Diante de progressos médico-científicos de tal envergadura, esqueceu-se que o
ser humano é a razão dessas pesquisas, para onde conjugam todos os avanços
conseguidos, passando-se a tratá-lo não mais como sujeito de direitos, mas como
seu objeto. Em decorrência disso, procurou-se adentrar no estudo desse tema
pela tamanha importância que ele confere hoje à sociedade, demonstrado pela
capacitação dos profissionais, melhoria dos tratamentos, das técnicas
cirúrgicas, prolongando-se a vida através de transplantes de órgãos, operações
para mudança de sexo, esterilizações, transfusões de sangue, dentre outros
procedimentos que tem por fim prezar pela saúde. Contudo, deve-se levar em
conta que o paciente é o eixo central de todos esses estudos, tendo ele que
decidir por tudo que envolver sua integridade física e a sua vida.
A Constituição
Federal proclamou uma nova ordem jurídica, instituindo princípios e normas que
forçaram uma reformulação desse sistema médico vigente, limitando essa atuação
fundamentada no princípio basilar da dignidade da pessoa humana. Uma das
interpretações desse princípio que restringe a ciência médica diz respeito ao
direito primordial do paciente de consentir com qualquer intervenção a que for
submetido. Ou como entende França (2003, p.29):
Com o avanço cada dia mais eloqüente dos direitos humanos, o ato médico só
alcança sua verdadeira dimensão e o seu incontrastável destino com a obtenção
do consentimento do paciente ou de seus responsáveis legais. Assim, em tese, todo
procedimento profissional nesse particular necessita de uma autorização prévia.

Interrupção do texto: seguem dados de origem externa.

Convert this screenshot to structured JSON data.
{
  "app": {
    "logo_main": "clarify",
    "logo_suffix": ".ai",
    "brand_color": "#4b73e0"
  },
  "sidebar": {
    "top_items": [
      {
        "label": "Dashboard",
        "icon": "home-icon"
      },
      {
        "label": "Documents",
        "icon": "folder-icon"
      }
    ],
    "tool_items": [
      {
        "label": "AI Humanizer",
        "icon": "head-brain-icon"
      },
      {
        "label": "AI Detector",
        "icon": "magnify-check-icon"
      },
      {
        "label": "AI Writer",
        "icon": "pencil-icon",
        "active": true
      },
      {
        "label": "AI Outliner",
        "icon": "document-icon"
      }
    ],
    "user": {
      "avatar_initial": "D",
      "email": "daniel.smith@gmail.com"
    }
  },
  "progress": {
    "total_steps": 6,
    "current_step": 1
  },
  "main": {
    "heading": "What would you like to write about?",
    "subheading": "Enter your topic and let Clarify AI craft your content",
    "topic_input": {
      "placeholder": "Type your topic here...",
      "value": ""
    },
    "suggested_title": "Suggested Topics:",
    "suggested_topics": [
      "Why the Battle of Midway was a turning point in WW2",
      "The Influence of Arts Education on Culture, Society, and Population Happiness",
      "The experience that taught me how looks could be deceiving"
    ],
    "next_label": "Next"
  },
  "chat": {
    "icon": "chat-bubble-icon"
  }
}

De acordo com o que foi transcrito, exige-se que seja obedecido o princípio da
autonomia ou da liberdade, que faculta à pessoa, no caso o paciente, de
escolher pela submissão a um tratamento ou não. Por esse princípio o paciente
tem o direito de nortear o médico em sua terapêutica. É indispensável que o consenciente tenha uma explicação prévia da intervenção que
se submeterá. Logo, o consentimento deve ser dado antes da cirurgia e continuar
durante o tratamento, pois quando dado após a intervenção não constituirá uma
causa de justificação.
Para esclarecer sobre a vitalidade do consentimento, cola-se o significado
dessa palavra por Ferreira (1986, p.457) como “o direito de consentir,
permissão, licença, anuência, aprovação, acordo, aprovação tácita e
tolerância”, e ainda transcreve-se a irrefutável colocação de Carvalho (2001,
p. 143) sobre essa expressão:
O consentimento nada mais significa que conferir a terceiros a faculdade de
perpetrar a ação, tornando lícito o que em outras circunstâncias era ilícito,
fazendo desaparecer apenas, nos limites do autorizado, a tutela jurídica do bem
pertencente ao consenciente.
É fundamental que o consentimento respeite a ordem pública e os bons costumes,
pois então não será justificada a conduta do médico. Daí compreende-se que
ninguém poderá consentir, ainda que validamente, a intervenção que resulte na
sua própria incapacidade psíquica e física. É necessário ressalvar a
relatividade desse princípio, porque se a informação for algo complicador à
saúde do paciente, o médico não tem a obrigação de contar. Todavia tem que
contar a um familiar próximo. Além do mais, essa relatividade também se dá em
situações de iminente perigo de vida, em que o profissional, sob os conselhos
da Ética Médica, deverá atuar ainda que desrespeitando a vontade do paciente.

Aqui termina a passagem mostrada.